Aşık olduğumun farkında değilim ki :)
________________

Bir aşkın gidişatı nasılsa öyle gitti bizimki de.
Sevdi "O" da...

Bundan hiç bir an, en ufak kuşku duymadım...

Annesi yüzüğünü kendi parmağından çıkarıp benim parmağıma taktığında farkettim. Herşey fazla mükemmeldi ve bu sadece peri masallarında olurdu....

Ancak masallarda olurdu yılbaşı gecesi bir şişe şarabı kapıp kız kulesine bakan merdivenlerde dona dona yeni yıla girmek...ve ancak masallarda olurdu sevgililer günü denen o günde eve geldiğimde mumlarla yapılmış kocaman bir kalbin içinde dansetmek. Gerçek olamayacak kadar güzeldi.

Kendimi layık görmedim belki de kimbilir...

Sabah sıkılmış portakal suyu ve müzik eşliğinde uyandırılmaya, sevilmeye..Küçüktüm ama. Belki şimdi yaşadıklarıma da beş yıl sonra küçüktüm diyeceğim.....


Çok çok yükseklerde görüyordum onu. Bir kere ben kendimi gargamel gibi görüyorken (ahahahha) o çok yakışıklıydı. 2 metre boy (hakikaten 2 metreydi), yemyeşil kalem gibi gözler, buğday rengi saçlar...Bense bildiğin beti işte. O zamanlar bakışım öyleydi.

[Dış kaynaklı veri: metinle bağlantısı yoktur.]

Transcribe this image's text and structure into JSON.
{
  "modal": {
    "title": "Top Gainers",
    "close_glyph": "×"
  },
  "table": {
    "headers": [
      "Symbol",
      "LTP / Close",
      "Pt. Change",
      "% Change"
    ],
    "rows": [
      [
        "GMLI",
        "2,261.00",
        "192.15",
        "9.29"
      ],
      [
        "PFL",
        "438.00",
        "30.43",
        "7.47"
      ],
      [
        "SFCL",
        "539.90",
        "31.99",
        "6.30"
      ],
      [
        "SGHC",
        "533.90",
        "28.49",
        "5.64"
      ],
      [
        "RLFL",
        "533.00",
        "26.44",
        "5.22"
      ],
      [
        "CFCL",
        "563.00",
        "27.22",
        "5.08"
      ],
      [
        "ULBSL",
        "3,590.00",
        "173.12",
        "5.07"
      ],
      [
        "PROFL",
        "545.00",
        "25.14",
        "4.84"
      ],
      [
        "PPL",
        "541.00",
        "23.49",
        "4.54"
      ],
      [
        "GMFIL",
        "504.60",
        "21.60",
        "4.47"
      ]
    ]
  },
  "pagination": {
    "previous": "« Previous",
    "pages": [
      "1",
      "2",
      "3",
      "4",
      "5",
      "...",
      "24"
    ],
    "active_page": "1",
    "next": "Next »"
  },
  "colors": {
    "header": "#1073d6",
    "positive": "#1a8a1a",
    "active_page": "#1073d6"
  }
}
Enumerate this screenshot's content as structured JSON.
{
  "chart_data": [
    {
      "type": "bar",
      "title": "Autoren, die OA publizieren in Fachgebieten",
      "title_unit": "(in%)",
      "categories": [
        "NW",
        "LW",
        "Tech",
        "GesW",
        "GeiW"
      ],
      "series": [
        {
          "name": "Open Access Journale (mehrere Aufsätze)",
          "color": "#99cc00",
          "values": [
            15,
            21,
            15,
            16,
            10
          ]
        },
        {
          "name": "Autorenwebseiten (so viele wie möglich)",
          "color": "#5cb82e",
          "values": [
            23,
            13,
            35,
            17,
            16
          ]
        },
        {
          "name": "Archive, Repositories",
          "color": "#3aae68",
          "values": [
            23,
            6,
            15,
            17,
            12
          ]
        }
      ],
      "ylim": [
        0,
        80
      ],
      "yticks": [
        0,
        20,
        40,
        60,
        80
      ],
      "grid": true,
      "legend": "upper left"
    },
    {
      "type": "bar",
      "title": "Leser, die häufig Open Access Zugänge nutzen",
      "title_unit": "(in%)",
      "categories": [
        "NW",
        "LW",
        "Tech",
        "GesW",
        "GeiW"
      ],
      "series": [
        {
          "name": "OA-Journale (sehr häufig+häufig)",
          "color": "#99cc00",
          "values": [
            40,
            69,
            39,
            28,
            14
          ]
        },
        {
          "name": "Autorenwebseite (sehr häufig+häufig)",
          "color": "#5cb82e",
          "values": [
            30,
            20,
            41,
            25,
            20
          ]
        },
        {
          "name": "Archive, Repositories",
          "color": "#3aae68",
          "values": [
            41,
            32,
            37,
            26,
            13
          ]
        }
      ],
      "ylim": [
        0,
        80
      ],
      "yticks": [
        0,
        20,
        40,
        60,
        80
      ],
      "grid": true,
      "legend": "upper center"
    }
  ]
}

Ağzını açtı mı şelaleler akardı, dinlemeye doyamazdım. Cıvıldardı adam...Çok konuşurduk biz..Kitaplar, net, sanat, herşey...Belki de o yüzden bu kadar dik oldu düşüşüm. Konuşamadığı insandan kolay ayrılır insan. Söz daha kalıcı tenden. Tenden yıkanırsınız silinir gider ama sözden yıkanmak, unutmak çok zordur...


Dolu dolu iki sene. Gümbürtüyle başlayıp, gümbür gümbür biten bir aşk...

Annemin bir tanıdığı, bize çok sık gelirdi...

Tunç'un daha az gelmeye başladığı ve benim ona daha az gitmeye başladığımız dönemlerde, "Gel" dedi, "Konuşalım..."

"Bırak" dedi, "Hayat böyle bir peri masalı değil. Şimdi biterse az acıtır" dedi. "Masalın kötü sonlusu perişan eder insanı" dedi. "Madem zayıfladı bağlarınız, bırak onu."

Dinledim...
Haklıydı, böyle giderse kötü ayrılacaktık, kopacaktık, belki çok kötü kavga edecektik, olmasındı.Efendi olalımdı.Yaşadığımız şeye saygımız olsundu.Aferindi.Çok medeniydik...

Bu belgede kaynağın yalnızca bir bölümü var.